MANGELHAFTE AUSBILDUNG
Warum ist das so? Am fehlenden Problembewusstsein liegt es wohl nicht. Die allermeisten Grundschullehrkräfte sind in Bezug auf diskriminierende Äußerungen sensibilisiert und nah an dem dran, was ihre Kinder bewegt. Auch in der oben zitierten E-Mail ist sich die Klassenlehrerin des Problems bewusst. Trotzdem wendet sich die Mutter an das Projekt, nicht an die Klassenlehrerin.
Das Antidiskriminierungsprojekt „Schule der Vielfalt“ stellt immer wieder fest: Es gibt an den Hochschulen und Studienseminaren nur eine mangelhafte Ausbildung zu Antidiskriminierungspädagogik und Genderfragen. Die Folge: Den Lehrerinnen und Lehrern mangelt es an Kompetenzen, wie sie mit Homo- und Transphobie umgehen sollen. Als wir Fortbildungen an Studienseminaren der Grundschulen angeboten haben, wurde das Projekt zudem häufig fälschlich dem Bereich der „Sexualerziehung“ zugeordnet. Akzeptanzarbeit gegenüber nicht heterosexuellen Menschen ist aber ein fächerübergreifendes Thema und nicht eines „on top“. Vielmehr hängt das gesamte Unterrichts- und Schulklima davon ab, wie wir in solchen Detailfragen miteinander umgehen.
An weiterführenden Schulen sind es dann insbesondere die Schülerinnen und Schüler selbst, die Druck ausüben und ein Engagement ihrer Schule gegen Rassismus, Homophobie, Transphobie und andere gruppenbezogene Menschenfeindlichkeit einfordern.

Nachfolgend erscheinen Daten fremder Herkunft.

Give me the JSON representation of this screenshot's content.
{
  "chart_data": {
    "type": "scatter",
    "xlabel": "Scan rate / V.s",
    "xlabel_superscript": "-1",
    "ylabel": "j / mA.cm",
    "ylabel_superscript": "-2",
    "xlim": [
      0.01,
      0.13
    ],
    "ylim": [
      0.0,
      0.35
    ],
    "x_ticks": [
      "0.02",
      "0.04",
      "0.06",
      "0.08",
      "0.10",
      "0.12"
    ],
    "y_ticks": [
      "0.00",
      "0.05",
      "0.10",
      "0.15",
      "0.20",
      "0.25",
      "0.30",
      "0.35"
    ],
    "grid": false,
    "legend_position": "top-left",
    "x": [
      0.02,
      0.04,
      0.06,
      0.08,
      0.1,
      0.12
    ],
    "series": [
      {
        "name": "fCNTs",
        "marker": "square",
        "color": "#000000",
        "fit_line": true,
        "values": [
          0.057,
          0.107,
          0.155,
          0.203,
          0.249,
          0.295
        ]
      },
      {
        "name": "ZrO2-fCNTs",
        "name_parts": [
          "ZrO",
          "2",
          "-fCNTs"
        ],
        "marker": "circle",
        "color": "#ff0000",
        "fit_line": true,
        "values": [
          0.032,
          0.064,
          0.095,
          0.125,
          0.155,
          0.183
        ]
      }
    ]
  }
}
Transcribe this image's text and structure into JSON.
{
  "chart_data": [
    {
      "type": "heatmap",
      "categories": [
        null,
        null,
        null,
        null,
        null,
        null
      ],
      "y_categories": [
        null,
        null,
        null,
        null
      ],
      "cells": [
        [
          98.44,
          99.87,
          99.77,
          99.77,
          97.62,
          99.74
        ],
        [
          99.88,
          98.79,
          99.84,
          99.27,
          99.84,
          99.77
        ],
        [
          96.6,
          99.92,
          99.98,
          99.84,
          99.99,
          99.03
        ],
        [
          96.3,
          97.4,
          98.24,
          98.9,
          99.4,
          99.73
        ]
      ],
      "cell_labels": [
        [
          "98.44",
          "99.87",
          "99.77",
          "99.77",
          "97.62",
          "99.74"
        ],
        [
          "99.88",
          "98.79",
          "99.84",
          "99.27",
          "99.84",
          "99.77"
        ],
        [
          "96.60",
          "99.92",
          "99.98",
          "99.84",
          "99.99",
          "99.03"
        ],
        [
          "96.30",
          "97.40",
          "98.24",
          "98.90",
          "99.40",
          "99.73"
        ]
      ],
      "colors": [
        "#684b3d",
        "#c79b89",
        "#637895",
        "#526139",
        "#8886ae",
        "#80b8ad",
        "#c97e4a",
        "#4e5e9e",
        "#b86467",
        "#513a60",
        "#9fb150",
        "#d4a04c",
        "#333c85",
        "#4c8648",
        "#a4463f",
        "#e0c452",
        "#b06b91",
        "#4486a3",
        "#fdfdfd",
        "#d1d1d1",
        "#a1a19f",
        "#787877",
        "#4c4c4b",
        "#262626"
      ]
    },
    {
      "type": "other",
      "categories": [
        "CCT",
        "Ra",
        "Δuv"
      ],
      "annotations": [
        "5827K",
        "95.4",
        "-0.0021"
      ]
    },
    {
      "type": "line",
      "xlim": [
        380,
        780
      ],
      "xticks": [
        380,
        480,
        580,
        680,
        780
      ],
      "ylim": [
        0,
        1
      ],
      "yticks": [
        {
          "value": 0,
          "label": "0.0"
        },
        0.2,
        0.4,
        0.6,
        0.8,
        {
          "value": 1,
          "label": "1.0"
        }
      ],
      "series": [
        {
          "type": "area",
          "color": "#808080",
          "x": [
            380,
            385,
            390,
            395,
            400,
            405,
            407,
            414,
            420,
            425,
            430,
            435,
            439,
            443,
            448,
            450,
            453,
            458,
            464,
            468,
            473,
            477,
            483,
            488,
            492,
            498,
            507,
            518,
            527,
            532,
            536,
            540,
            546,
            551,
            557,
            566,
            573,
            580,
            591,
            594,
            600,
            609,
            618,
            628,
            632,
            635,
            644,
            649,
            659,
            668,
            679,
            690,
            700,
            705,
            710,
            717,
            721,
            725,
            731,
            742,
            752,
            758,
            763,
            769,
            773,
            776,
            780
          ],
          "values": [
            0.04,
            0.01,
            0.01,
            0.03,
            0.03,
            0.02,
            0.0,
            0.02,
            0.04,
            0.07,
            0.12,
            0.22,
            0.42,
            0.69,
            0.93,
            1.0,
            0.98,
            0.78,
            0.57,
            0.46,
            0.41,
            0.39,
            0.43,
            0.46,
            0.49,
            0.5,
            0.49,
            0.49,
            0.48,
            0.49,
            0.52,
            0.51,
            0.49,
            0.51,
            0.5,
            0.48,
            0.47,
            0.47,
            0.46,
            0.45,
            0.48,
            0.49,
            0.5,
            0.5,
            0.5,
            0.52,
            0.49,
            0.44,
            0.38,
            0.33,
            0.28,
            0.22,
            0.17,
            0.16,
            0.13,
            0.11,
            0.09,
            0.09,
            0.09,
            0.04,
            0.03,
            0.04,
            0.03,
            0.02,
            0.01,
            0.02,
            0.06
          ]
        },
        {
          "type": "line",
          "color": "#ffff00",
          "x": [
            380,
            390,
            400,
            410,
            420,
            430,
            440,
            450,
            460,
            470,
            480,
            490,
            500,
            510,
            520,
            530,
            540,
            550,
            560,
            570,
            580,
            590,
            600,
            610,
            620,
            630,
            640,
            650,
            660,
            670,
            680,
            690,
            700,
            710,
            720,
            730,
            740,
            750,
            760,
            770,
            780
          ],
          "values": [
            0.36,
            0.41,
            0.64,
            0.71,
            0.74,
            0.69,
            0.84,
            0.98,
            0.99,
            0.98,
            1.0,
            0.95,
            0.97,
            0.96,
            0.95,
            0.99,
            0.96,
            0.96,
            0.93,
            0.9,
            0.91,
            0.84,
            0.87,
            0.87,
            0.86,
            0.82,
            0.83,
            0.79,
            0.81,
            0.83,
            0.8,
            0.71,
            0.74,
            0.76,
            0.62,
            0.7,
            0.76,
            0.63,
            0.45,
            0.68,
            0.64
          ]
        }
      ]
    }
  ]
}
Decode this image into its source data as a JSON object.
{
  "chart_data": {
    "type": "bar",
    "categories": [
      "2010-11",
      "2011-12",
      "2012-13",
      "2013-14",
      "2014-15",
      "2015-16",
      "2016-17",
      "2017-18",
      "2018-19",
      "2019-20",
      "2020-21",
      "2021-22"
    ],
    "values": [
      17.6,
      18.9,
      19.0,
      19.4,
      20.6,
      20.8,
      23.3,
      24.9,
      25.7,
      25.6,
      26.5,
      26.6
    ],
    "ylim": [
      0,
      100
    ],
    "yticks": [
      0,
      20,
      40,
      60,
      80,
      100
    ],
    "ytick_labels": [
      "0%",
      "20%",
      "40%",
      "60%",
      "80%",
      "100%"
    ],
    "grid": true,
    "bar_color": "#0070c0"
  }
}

Sie nennen die Situation gegenüber Lehrkräften beim Namen, sodass diese nicht mehr weghören können. Lehrerinnen und Lehrer, Erzieherinnen und Erzieher sind dann gefordert, sich auch in Themen von Antidiskriminierung und Akzeptanzarbeit weiterzubilden. Und das ist auch gut so. Diese Arbeit sollte in der Grundschule bereits ansetzen.